Tüm bu incelemelerin ışığında önceden incelediğimiz kavramlardan yola çıkarsak örneğin değer kavramının yansımaları ilginçtir magazin programlarımızda. Halkın değer yargıları açısından bakarsak programların görüntü bağlamında bizlere ters olabileceğini söyleyebiliriz. Her fırsatta muhafazakârlıktan bahseden bir toplum olarak ne ilginçtir ki bu programlar 90lı yıllardan beri televizyon kanallarının vazgeçilmezlerindendir. Burada değinmek istediğim nokta halkımızın toplumsallaşma sürecinin sağlıklı bir şekilde ilerlememiş olmasından dolayı kendisine sunulan bu yapay değerleri hatta kendisine ters düşebilecek değerleri takip etmesidir. Üst kültür olarak    magazin kültürü halkın değerlerinin de üstüne çıkmayı başarmıştır. Programda boy gösterip muhafazakârlık taslayan RTÜK başkanının uğraşları boşunadır. Stereotip bağlamında ise yaratılan karakterleri gösterebiliriz. Manken stereotipi popçuyla çıkan, o bar senin bu bar benim gezen ve şuh bakışlar atmakla görevli bir karakterdir. Yine taş fırın erkeği sertlikten başka hiç bir şey yapmaz ve erkek adamdır. Önyargı konusunda ise izleyici üzerinde yapılan zorlayıcı etkileri gösterebiliriz. Uzun bir süre bu programları izleyen birisi artık üzgün bir ünlü gördüğünde bunun ancak aşk acısı olabileceğini düşünmektedir. Benim değinmek istediğim bir diğer nokta ise bu programların “genel izleyici” işaretiyle verilmesidir. Kadınların frikiklerinin yakalanmaya çalışıldığı sadece eğlenen ve sözde aşk yaşayan insanların göründüğü, çalışan insanın görülmediği ve haberler esnasında erotik cep videolarının göründüğü programlar nasıl olurda yaş sınırı olmadan verilir. O pek muhafazakâr halkımız ve yönetimlerimiz bunlardan rahatsız olmazlar mı hiç? Yoksa ortada daha farklı bir  stratejimi vardır. Sistematik uyutma aracı olarak televizyon burada insanların boş zamanlarını bomboş geçirmelerini sağlamaktadır. Yanlış rol modelleri vererek sistemin çarkı yaşamları rol modeli olarak sunarak sadece orta yaş grubunu değil genç kitleyi de şimdiden uyutmaktadır.

Araştırmaya hazırlanırken izlediğim Amerikan magazinlerinin birçoğunun bizdekilerden kaliteli olması hatta bazılarının o yanlış olabilecek rol modellerini alaya alarak aktarması ilginçtir.
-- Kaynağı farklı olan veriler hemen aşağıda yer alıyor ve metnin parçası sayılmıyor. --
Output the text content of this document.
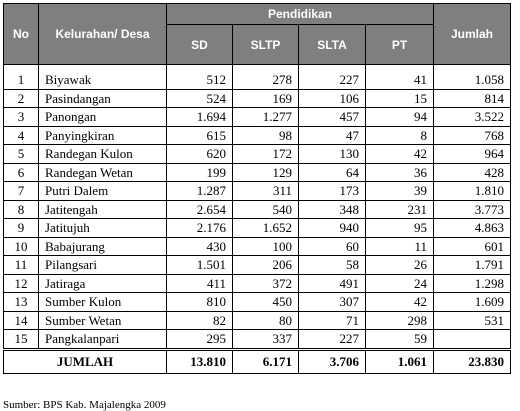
No	Kelurahan/ Desa	Pendidikan				Jumlah
		SD	SLTP	SLTA	PT	
1	Biyawak	512	278	227	41	1.058
2	Pasindangan	524	169	106	15	814
3	Panongan	1.694	1.277	457	94	3.522
4	Panyingkiran	615	98	47	8	768
5	Randegan Kulon	620	172	130	42	964
6	Randegan Wetan	199	129	64	36	428
7	Putri Dalem	1.287	311	173	39	1.810
8	Jatitengah	2.654	540	348	231	3.773
9	Jatitujuh	2.176	1.652	940	95	4.863
10	Babajurang	430	100	60	11	601
11	Pilangsari	1.501	206	58	26	1.791
12	Jatiraga	411	372	491	24	1.298
13	Sumber Kulon	810	450	307	42	1.609
14	Sumber Wetan	82	80	71	298	531
15	Pangkalanpari	295	337	227	59	
JUMLAH		13.810	6.171	3.706	1.061	23.830
Sumber: BPS Kab. Majalengka 2009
Magazin kavramının ünlülerin her anlamda hayatı olduğunu öğrenmemiz için ve gerçekten eğlendirici magazin yapmak için bizimkilere özendikleri şeyleri biraz daha iyi izlemeye davet ediyorum. Sonuç olarak benim magazin kavramına yaklaşımım ise bu programlardan önce de aynıydı şimdi de aynı, magazin programları gereksizdir. Her ne kadar tüm dünya magazincileri “insanlar ünlülerin yaşamlarını merak ediyorlar” deseler de ben bunun bir zorlama olduğunu düşünüyorum. İnsanların ünlüleri neler yaptığını merak etmek gibi doğal bir ihtiyacı yoktur. Tüm dünya ve beraberindeki medya, magazin dünyasını ve ünlülerin yaptıklarını günlük yaşamımıza bir üst kültür olarak o kadar yoğun bir biçimde sokmuştur ki bazılarımızda ve özellikle sağlıksız toplumsallaşma geçirmiş ülkemizde bu bir ihtiyaca dönüşmüştür. Dünyadaki sistemin devamı için kalabalık yığınlarının uyutulması ve bir şeylerle oyalanması çok önemlidir. Magazinde bu uygulamanın etkili bir yoludur. “Aptal kutusu” git gide aptallaştıran kutu olurken yapmamız gereken tek şey gidip o düğmeyi kapanıp uyanmaktır.